The Commission has since taken a much tougher line. “No action” relief from federal limits on soybeans, corn and wheat granted to two funds in 2006 was revoked in August 2009.
At the time, CFTC Chairman Gary Gensler warned, “I believe that position limits should be consistently applied and vigorously enforced.”
The Commission has subsequently been embroiled in an escalating row with banks, brokers and investors over whether it has statutory authority to extend federal limits from agriculture to energy. It culminated in an unprecedented legal challenge by ISDA and SIFMA in December 2011, asking the U.S. District Court for the District of Columbia to block them as “arbitrary and capricious,” unsupported by evidence or proper cost/benefit analysis.

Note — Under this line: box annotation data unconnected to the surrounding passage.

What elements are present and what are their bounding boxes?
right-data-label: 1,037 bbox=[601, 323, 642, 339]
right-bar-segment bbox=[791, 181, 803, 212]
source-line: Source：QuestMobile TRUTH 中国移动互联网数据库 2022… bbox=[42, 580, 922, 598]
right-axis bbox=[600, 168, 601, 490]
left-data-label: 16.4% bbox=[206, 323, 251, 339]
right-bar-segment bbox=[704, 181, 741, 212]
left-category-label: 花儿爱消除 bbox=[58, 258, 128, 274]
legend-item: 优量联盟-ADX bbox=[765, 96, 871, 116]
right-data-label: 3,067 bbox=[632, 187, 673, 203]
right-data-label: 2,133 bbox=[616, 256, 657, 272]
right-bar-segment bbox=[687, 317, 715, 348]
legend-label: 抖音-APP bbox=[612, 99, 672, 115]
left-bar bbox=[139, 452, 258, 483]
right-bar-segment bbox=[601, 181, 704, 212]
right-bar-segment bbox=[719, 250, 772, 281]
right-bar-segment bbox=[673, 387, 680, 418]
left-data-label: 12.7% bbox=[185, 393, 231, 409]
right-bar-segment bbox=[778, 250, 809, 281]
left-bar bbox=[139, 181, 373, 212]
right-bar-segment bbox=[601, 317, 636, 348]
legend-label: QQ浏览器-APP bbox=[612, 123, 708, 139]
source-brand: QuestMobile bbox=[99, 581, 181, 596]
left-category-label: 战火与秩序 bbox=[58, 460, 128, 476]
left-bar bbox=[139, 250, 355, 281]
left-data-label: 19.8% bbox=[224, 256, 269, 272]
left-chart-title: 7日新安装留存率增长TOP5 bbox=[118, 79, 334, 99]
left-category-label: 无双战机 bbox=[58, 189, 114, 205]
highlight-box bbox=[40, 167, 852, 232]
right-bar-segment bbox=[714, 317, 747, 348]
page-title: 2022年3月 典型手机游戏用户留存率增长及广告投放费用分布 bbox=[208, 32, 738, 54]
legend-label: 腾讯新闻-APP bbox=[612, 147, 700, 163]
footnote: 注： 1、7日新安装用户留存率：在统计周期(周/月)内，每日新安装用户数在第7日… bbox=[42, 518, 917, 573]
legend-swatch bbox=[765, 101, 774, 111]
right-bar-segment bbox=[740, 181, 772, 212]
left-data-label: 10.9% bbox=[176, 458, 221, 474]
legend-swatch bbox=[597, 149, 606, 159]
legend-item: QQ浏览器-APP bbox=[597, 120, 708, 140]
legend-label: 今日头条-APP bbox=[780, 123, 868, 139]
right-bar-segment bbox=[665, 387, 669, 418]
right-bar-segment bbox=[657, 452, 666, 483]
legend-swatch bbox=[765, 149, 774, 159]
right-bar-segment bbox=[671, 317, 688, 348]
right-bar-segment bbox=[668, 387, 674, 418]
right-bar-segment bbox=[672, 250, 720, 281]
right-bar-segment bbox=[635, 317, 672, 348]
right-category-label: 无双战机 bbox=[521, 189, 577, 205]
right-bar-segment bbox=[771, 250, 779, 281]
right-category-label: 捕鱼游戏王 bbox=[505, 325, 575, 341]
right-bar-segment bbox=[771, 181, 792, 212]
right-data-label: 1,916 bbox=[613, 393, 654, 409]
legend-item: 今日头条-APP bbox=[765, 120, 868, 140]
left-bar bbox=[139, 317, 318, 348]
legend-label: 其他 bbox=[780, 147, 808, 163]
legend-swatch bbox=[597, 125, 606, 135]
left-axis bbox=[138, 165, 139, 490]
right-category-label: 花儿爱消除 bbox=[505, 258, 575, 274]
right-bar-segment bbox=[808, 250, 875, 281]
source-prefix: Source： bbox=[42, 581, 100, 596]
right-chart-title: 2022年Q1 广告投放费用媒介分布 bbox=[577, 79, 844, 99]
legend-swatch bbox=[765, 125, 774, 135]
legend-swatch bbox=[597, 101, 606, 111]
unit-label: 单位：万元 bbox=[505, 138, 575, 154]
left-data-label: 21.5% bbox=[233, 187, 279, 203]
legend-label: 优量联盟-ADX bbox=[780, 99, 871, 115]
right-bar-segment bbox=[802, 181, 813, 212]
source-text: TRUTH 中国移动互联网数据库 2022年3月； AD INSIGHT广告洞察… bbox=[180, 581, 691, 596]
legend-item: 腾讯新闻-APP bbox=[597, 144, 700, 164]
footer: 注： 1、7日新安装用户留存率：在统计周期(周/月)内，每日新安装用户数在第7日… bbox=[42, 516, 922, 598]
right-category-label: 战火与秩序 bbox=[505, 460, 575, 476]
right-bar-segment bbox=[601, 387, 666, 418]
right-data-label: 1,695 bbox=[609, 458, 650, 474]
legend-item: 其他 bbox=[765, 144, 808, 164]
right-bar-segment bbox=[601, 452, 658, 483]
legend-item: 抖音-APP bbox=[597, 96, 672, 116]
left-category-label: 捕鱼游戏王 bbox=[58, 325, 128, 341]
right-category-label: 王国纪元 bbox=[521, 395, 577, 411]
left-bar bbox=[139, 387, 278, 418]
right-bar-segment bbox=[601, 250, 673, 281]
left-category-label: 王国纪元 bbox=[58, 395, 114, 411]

Many in the industry remain openly contemptuous about limits. “Position limits are, at best, a cure for a disease that does not exist or a placebo for one that does. At worst, position limits may harm the very markets they are intended to protect.”
Those words were spoken by then-CFTC Commissioner Michael Dunn - who has since become a senior policy adviser to law-and-lobbying firm Patton Boggs and non-executive chairman of the Depository and Trust Clearing Corporation’s new Swap Data Repository. But the sentiments are held even more strongly by many in derivatives markets.
The legal challenge is still pending. In the meantime, however, the ramped up enforcement process is meant to signal limits should be taken seriously. Non-compliance with existing limits on farm contracts will result in tough penalties. If and when limits on energy contracts go into effect, they will be strictly enforced.
The CFTC clearly expects market participants will err on the side of caution and ensure their positions remain well-within the caps at all times. If dealers can spend millions of dollars developing high-frequency trading systems, they can develop systems to ensure individual trades do not exceed permitted limits in real time.
It is an aggressive and uncompromising approach. But having tried to weaken and block position limits at every stage, clogging up the rulemaking process and challenging it at every step of the way in the courts and Congress, the banks and trade associations cannot be surprised the CFTC is determined to crack down to restore respect for the rules.